While Shakespeare may have written, “To be or not to be,” the first session of Bishop Barron’s latest study program, Mystery of God, uses Saint Thomas Aquinas’ theological statement to describe God, ‘ipsum esse,’ that is the essence of being.

As humans, we like to categorize things and then label that category. God does not fit neatly into one of those classifications. We also look to put our human ways of thinking and acting onto other creatures. Almost any Disney animated movie has some animal with human-like characteristics. How many times have we determined what God must be thinking and feeling about what we have done (either good or not so good actions)? But God is beyond that. He is not a being like any other to be categorized. Rather He is being itself.

Thinking in this manner is hard; it hurts the brain. It took me several times watching Bishop Barron’s lecture to realize that when he said ”God is being” he was not referring to the word ‘being’ as a noun, but rather a verb or action. Paul speaking to the Athenians says, “In him we live and move and have our being.” (Acts 17:28) If we as humans receive our existence from God, it seems to make sense that God is existence itself.

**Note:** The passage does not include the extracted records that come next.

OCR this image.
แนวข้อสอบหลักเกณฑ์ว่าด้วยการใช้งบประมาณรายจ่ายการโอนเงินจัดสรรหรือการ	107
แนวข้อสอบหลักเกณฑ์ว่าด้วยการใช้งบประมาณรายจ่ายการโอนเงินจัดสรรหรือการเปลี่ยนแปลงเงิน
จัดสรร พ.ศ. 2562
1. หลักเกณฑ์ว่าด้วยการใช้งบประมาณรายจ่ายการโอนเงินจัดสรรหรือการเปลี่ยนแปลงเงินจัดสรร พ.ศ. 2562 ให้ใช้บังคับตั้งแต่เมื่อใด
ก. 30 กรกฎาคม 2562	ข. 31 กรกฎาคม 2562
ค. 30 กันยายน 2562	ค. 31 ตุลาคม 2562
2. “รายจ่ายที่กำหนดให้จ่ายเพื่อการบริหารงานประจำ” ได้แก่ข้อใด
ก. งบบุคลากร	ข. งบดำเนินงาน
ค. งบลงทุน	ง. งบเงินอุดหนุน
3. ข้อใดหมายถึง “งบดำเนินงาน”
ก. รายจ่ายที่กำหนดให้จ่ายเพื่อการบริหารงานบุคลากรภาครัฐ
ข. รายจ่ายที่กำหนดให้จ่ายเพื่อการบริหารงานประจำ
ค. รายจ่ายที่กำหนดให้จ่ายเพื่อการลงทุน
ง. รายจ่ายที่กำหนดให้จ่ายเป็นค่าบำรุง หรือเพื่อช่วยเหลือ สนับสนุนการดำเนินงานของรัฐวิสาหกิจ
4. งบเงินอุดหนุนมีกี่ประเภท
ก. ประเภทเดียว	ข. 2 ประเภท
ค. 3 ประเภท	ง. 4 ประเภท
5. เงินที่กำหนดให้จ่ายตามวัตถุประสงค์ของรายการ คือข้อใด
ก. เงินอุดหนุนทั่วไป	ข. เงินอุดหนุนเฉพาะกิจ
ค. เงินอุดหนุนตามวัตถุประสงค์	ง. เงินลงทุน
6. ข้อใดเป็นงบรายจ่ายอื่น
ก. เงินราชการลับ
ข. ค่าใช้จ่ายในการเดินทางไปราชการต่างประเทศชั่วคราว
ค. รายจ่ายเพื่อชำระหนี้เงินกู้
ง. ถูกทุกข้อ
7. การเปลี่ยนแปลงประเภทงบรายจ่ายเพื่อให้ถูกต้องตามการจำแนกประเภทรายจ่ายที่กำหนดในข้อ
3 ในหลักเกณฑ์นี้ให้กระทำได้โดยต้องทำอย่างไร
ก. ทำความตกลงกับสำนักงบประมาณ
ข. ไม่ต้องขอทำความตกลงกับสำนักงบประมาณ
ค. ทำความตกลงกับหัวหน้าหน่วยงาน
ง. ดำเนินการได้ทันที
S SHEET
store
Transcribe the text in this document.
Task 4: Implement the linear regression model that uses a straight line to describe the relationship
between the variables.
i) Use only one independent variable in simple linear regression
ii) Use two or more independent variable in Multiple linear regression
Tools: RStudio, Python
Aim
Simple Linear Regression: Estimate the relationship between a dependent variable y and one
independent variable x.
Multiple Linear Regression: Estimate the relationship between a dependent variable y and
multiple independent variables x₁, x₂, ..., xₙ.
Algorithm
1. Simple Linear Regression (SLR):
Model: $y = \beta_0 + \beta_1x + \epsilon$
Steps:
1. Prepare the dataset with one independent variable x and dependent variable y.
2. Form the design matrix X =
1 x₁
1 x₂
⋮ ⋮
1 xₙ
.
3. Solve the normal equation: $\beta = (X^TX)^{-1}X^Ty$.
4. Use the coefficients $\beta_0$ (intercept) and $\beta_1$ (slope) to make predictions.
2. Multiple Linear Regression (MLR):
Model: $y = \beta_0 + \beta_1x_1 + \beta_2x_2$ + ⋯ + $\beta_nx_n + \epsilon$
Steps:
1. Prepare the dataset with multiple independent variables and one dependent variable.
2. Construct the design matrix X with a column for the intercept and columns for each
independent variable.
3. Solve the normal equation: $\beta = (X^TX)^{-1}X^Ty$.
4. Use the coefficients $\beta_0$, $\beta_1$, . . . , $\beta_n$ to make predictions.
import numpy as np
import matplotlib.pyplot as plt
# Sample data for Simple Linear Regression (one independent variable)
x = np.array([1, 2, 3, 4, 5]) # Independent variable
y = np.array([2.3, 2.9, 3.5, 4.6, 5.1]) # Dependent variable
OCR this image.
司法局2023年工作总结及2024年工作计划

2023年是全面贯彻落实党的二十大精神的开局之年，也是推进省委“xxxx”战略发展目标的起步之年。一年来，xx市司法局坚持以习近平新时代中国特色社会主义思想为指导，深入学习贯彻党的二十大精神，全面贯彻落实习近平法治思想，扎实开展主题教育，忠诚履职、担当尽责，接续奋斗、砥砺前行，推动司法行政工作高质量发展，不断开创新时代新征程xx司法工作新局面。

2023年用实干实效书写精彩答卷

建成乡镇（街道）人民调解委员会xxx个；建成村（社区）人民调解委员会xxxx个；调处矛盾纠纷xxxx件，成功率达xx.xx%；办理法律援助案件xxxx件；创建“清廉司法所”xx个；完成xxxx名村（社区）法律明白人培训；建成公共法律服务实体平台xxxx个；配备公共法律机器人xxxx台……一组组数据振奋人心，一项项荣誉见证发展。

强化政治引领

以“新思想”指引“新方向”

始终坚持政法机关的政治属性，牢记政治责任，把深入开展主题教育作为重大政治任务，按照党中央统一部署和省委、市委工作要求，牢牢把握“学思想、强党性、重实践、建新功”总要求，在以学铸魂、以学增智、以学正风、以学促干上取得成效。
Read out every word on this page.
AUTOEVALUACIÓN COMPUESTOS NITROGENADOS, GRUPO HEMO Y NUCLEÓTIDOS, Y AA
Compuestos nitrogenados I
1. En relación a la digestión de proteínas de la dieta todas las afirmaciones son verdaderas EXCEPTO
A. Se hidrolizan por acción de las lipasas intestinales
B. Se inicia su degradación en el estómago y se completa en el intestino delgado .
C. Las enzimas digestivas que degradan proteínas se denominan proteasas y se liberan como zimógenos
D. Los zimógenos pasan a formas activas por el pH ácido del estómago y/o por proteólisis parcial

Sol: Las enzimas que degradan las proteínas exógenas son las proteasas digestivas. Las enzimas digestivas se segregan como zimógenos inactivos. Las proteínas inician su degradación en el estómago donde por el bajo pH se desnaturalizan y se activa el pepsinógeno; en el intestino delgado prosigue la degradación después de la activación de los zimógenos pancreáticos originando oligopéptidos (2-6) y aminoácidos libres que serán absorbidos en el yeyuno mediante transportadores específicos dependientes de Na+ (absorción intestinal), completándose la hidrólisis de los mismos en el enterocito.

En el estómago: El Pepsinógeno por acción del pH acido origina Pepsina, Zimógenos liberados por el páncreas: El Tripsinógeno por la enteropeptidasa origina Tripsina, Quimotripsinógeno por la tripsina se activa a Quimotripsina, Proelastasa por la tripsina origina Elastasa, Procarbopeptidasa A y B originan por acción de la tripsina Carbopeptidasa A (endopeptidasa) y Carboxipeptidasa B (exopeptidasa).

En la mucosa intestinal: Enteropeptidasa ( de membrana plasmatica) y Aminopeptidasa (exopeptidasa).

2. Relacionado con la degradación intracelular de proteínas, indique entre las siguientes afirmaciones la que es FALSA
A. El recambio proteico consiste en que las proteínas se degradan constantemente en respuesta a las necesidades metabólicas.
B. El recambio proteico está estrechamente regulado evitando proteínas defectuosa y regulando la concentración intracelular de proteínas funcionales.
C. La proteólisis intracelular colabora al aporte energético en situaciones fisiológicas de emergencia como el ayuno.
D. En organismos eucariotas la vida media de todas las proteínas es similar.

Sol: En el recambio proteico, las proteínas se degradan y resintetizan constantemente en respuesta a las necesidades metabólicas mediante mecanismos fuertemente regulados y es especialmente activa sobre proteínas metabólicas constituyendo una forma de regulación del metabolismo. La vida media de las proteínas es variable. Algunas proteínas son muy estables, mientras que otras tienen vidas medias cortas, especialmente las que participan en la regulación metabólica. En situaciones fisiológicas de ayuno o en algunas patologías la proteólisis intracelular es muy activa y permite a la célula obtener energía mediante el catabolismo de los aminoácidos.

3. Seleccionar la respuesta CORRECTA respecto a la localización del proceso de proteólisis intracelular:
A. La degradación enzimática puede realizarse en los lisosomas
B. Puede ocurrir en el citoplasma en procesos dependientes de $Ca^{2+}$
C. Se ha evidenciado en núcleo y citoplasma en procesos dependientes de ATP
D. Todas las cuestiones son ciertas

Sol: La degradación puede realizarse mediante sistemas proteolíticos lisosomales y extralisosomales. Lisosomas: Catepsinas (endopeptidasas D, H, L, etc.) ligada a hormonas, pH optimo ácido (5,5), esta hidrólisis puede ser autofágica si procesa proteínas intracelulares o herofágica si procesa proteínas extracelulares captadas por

Bishop Barron also indicated that unlike beings who are in natural competition with each other, God is not in competition with His creation. He used the example of the burning bush in the Old Testament; the tree was still intact even though it was seen to be burning. I started thinking about this example and realized that the name God referred to Himself is,” I AM WHO AM.” (Exodus 3:14) Isn’t that the same as what Aquinas said, God is? In the Glory be, that is exactly what we proclaim: that the Glory of God in Father, Son and Holy Spirit, is in the beginning, now and ever shall be.

It seems so easy to look at these simple words, and think we understand. But how can a finite creature understand the infinite? God is a mystery that we may catch fleeting glimpses of one of His many facets but will never truly completely comprehend. We can either acknowledge it and live in wonder and awe for those special moments of seeing God’s hand at work or we can shrug our shoulders and say it’s impossible to understand so I’ll just not think about and close ourselves off to seeing the beauty of God in action.